Dôme de chaleur sur la région bâloise, l’une des plus chaudes de Suisse. La barre des 35 degrés est largement dépassée, le taux d’humidité avoisine celui de la jungle birmane, des nuages de plus en plus sombres et menaçants forment une chape au-dessus de la Z7. Mais il en faudrait plus pour impressionner ou décourager la horde de métalleux qui s’avance vers le temple suisse du rock en procession. Ce soir les amplis vont cracher à plein pot pour le plus grand plaisir des fans à l’occasion de la prestation tant attendue de Savatage précédé par Nevermore.

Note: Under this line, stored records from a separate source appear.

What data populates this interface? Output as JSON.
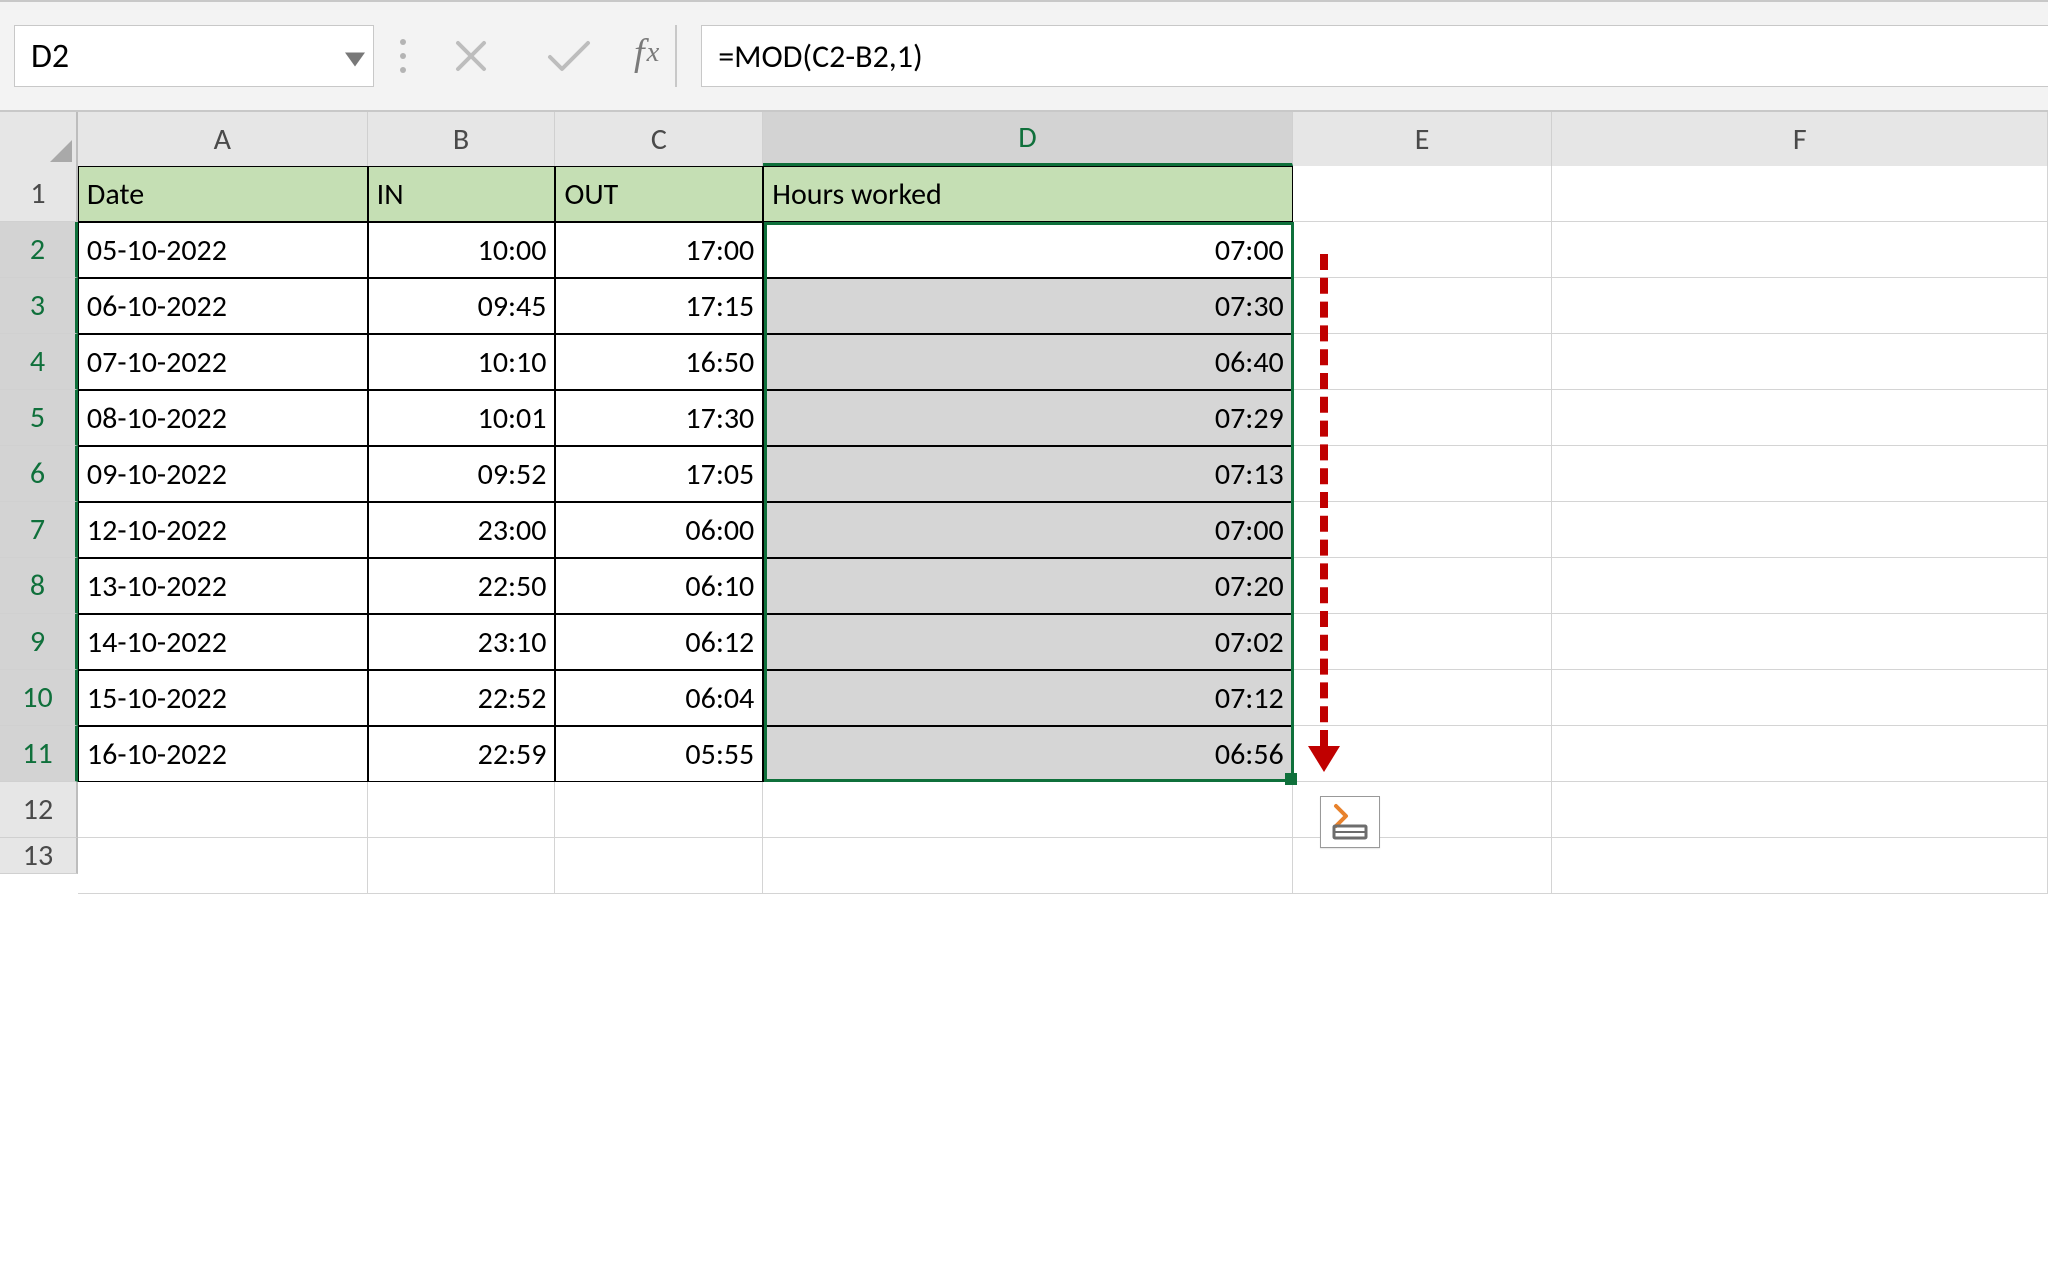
{
  "name_box": "D2",
  "formula_bar": "=MOD(C2-B2,1)",
  "fx_label": "fx",
  "col_headers": [
    "A",
    "B",
    "C",
    "D",
    "E",
    "F"
  ],
  "selected_col": "D",
  "header_row": {
    "A": "Date",
    "B": "IN",
    "C": "OUT",
    "D": "Hours worked"
  },
  "rows": [
    {
      "n": "1"
    },
    {
      "n": "2",
      "A": "05-10-2022",
      "B": "10:00",
      "C": "17:00",
      "D": "07:00"
    },
    {
      "n": "3",
      "A": "06-10-2022",
      "B": "09:45",
      "C": "17:15",
      "D": "07:30"
    },
    {
      "n": "4",
      "A": "07-10-2022",
      "B": "10:10",
      "C": "16:50",
      "D": "06:40"
    },
    {
      "n": "5",
      "A": "08-10-2022",
      "B": "10:01",
      "C": "17:30",
      "D": "07:29"
    },
    {
      "n": "6",
      "A": "09-10-2022",
      "B": "09:52",
      "C": "17:05",
      "D": "07:13"
    },
    {
      "n": "7",
      "A": "12-10-2022",
      "B": "23:00",
      "C": "06:00",
      "D": "07:00"
    },
    {
      "n": "8",
      "A": "13-10-2022",
      "B": "22:50",
      "C": "06:10",
      "D": "07:20"
    },
    {
      "n": "9",
      "A": "14-10-2022",
      "B": "23:10",
      "C": "06:12",
      "D": "07:02"
    },
    {
      "n": "10",
      "A": "15-10-2022",
      "B": "22:52",
      "C": "06:04",
      "D": "07:12"
    },
    {
      "n": "11",
      "A": "16-10-2022",
      "B": "22:59",
      "C": "05:55",
      "D": "06:56"
    },
    {
      "n": "12"
    },
    {
      "n": "13"
    }
  ],
  "selected_rows": [
    "2",
    "3",
    "4",
    "5",
    "6",
    "7",
    "8",
    "9",
    "10",
    "11"
  ],
  "active_cell_row": "2"
}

C’est donc Nevermore, le groupe de thrash – prog – power – heavy metal originaire de Seattle qui allume la mèche. Après un hiatus d’une dizaine d’années, Nevermore a repris du service sous l’impulsion de ses deux plus anciens musiciens – Jeff Loomis (guitare, chœurs) et Van Williams (batterie). Trois nouveaux artistes les ont rejoints, dont l’étonnant et talentueux Berzan Önen, chanteur à l’impressionnante tessiture s’apparentant parfois au chant monophonique tibétain. Le quintette fait ses premières expériences sur scène avec ce nouveau line-up et a même brûlé les planches du Wacken quelques jours avant Pratteln et va sévir au Bloodstock le second week-end d’août.
Planquez vos porcelaines, accrochez vos lustres, le thrash metal de Nevermore envoie et la sono de la Z7 est sur Volume 11 (!) pour l’occasion, cela va sans dire. 5 albums seront représentés dans la setlist, dont « Dead Heart in a Dead World » (2000, Century Media – 5 titres) et « This Godless Endeavour » (2005, Century Media – 4 titres). Les soli de Loomis sont étourdissants, le chant d’Önen séduisant, mais l’ensemble paraît tout de même assez répétitif. Beaucoup d’énergie mais pas beaucoup d’âme. Meilleurs titres du set et sans doute les plus populaires, ‘This Godless Endeavour’ aux échos de Queensrÿche et ‘Believe in Nothing’ qui rappelle les premiers titres de Dream Theater.
Savatage était bien la pièce maîtresse de la soirée, on ne pouvait pas s’y tromper avec la flopée de t-shirts à l’effigie du groupe. Les Floridiens avaient réalisé une tournée européenne triomphale l’an dernier après des décennies d’absence de notre continent et nous reviennent à l’occasion du « Prelude to Madness European Tour 2026 ». Il faut dire que le groupe a vécu des heures douloureuses avec divers décès, changements de line-up et plus récemment un état de santé qui se dégrade irrémédiablement pour Jon Oliva, l’un des membres fondateurs de Savatage.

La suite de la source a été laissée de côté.